Americans owe more than ever before, with household debt hitting a record of nearly $13 trillion. And auto loans, home loans and credit card debt are all still on the rise, according to the Federal Reserve Bank of New York.
That has some economists saying the lessons of the bubble of borrowing in the run-up to the Great Recession have already been forgotten.
The last time borrowing hit a record, the country was in the throes of the financial crisis. That might sound ominous. But the economy is in much better shape now. Home loans — by far the biggest debt category — are made to people who can actually afford them. And much of the borrowing is arguably responsible.
Sasha Gallagher, who lives outside Richmond, Va., says she and her husband have had several major changes in their lives in the past year. They had a baby in February and recently bought a house. They’d spent their savings on a down payment. So they used a zero percent credit card offer to buy things they wanted for their new home: a washing machine, refrigerator and a riding lawn mower.
“We’re at roughly $6,000 and it will probably grow because at this point we’ve got appliances on there but we really haven’t furnished the home yet,” Gallagher says.
That might sound like quite the credit card buying spree. But, Gallagher says, “we’re still driving both of our old beat-up cars basically into the ground, because a house in a good school district is more important than a new car,” she says.
More importantly, Gallagher just finished pharmacy school and got a good job. She’s gone from being a starving student to being the bigger breadwinner for the family. That means they’ll be able to pay off that credit card pretty quickly, she says.
Likewise, millions of Americans have found work in recent years. And spending money keeps the U.S. economy chugging along. So from that perspective, maybe all this debt isn’t so bad.
On the other hand, some economists don’t like this record borrowing. “The new level of debt is cause for alarm,” says Lucia Dunn, an economist at Ohio State University who has been studying consumer debt for more than 20 years. Her research shows that only about half of credit card debt gets paid off each month. And so she says rising credit card debt suggests more Americans are getting stuck paying high interest rates.
“Being in debt is a very stressful way to live,” Dunn says. “There’s a lot of people who are just in a hole and so stressed out over it. We believe that group is growing.”
Sung Won Sohn, an economist at Cal State, also has watched Americans’ relationship with debt for many decades. He says all this borrowing has him worried.
“We are beginning to forget the lessons learned from the painful recession in 2007 to 2009,” Sohn says. Consumer spending is the largest portion of the economy “and when the time comes for an economic recession, this is going to make the situation worse,” he says.

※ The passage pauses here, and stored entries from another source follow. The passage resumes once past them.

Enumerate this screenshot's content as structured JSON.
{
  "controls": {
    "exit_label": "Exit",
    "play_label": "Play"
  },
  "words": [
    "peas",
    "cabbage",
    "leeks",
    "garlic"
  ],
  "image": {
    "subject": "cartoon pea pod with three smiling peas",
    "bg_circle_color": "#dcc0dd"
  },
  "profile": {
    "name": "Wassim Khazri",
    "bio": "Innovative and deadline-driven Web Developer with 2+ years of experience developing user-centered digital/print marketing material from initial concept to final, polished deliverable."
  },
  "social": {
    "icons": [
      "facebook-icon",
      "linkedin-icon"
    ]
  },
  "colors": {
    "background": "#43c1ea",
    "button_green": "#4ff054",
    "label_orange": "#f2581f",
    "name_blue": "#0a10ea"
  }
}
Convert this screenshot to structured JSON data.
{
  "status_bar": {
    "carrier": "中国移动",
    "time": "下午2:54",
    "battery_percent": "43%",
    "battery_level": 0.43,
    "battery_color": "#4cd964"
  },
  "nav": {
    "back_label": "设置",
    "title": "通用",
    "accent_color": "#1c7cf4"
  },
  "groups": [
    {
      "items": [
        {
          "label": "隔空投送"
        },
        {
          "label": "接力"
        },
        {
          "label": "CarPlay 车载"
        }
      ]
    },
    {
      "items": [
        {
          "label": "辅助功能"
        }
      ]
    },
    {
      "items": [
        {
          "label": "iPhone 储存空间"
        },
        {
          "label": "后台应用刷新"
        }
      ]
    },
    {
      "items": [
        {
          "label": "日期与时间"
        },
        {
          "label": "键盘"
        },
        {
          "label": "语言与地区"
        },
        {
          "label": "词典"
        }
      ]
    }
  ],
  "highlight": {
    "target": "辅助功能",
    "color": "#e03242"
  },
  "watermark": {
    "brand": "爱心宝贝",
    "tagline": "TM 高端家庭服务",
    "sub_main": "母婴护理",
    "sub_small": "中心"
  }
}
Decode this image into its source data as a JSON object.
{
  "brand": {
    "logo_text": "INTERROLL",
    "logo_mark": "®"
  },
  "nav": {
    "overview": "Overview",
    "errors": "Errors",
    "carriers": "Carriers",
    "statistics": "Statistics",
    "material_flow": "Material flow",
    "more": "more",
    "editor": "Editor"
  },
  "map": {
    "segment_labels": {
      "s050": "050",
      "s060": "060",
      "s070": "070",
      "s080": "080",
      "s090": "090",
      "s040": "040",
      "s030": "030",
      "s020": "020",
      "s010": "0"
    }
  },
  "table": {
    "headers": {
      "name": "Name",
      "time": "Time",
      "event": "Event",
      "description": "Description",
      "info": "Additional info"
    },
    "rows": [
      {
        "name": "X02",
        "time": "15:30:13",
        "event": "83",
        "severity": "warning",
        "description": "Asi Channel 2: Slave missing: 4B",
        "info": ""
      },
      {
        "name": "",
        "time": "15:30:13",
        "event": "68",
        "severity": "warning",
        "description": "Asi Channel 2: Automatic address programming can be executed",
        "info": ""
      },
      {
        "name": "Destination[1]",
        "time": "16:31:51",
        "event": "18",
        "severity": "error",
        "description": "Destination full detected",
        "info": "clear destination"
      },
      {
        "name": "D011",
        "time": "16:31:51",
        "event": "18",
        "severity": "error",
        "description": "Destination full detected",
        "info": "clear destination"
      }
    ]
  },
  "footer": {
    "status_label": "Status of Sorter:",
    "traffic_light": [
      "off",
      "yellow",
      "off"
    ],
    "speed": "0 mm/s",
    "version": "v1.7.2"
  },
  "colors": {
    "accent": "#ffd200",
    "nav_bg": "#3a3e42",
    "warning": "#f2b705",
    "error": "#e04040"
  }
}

Americans carry about $784 billion in credit card debt and they owe $1.34 trillion on student loans. Gallagher, who just bought the new house, says pharmacy school was not cheap. In fact, she says it’s like having a second mortgage, though she doesn’t want to say exactly how much she owes.
Still, Gallagher says her degree got her that new job at a pharmaceutical company with a nice paycheck.
Research shows that if you have a college or advanced degree you’re much more likely to own a house and earn a higher salary. But another report by the New York Fed shows that rising student debt is becoming a bigger drag on many Americans’ finances.
But while household debt overall is at a record high, Sohn says it needs to be kept in perspective. “I don’t think this is anything like what we faced in 2007,” he says. For one, the systemic risk of financial collapse — which arose when banks were making huge bets on bad mortgages — has faded.
Also, incomes have been slowly rising. So while overall debt is at a new high, it’s still a lower percentage of people’s incomes than it was when the financial crisis hit.